Und weil wir sie nur mal mit kurzem Seufzen in den Hand nehmen, während wir in den Kisten eigentlich etwas anderes suchen. Trotzdem: einfach so auf den Müll werfen? Ja, das ist schon etwas für Fortgeschrittene.
Aber wir sind ja inzwischen Fortgeschrittene! Deshalb machen wir ein hübsches Foto davon. Oder auch zwei. Und lagern alles in einem Ordner namens “Fotografierte Erinnerungsstücke”. Dann warten wir, bis wir wieder einen Tag überbordenden Befreiungsbedürfnisses haben und werfen die Sachen ganz fix in die Mülltonne. Am Besten am Tag vor der Leerung. Aber nicht nachts im Schlafanzug nochmal in den Tonnen herumwühlen!

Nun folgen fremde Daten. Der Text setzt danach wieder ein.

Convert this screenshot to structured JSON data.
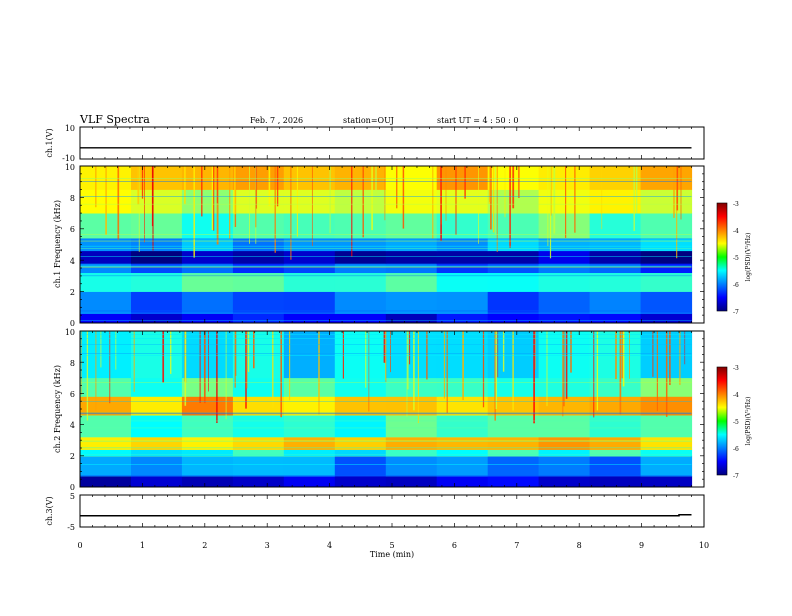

Außer, Ihr fangt nachts um zwei Uhr an, zu überlegen, wo eigentlich die Tüte mit Ommas Schmuck war. So wie ich. Dann dürft Ihr auch in Pantoffeln den Kopfsprung in Nachbars Müll starten.
Der Lohn des Aussortierens ist Freiheit! Wer nicht viel besitzt, kann sich leichter bewegen. Kann besser denken. Muß weniger aufräumen. Und sich weniger Sorgen machen, daß seinem Besitz etwas zustößt. Wo nix ist, kommt auch nix weg. Wissen die Gehirne von RTL II-Zuschauern schon seit Jahrzehnten.
Aber überfordere Dich nicht in Klammerphasen!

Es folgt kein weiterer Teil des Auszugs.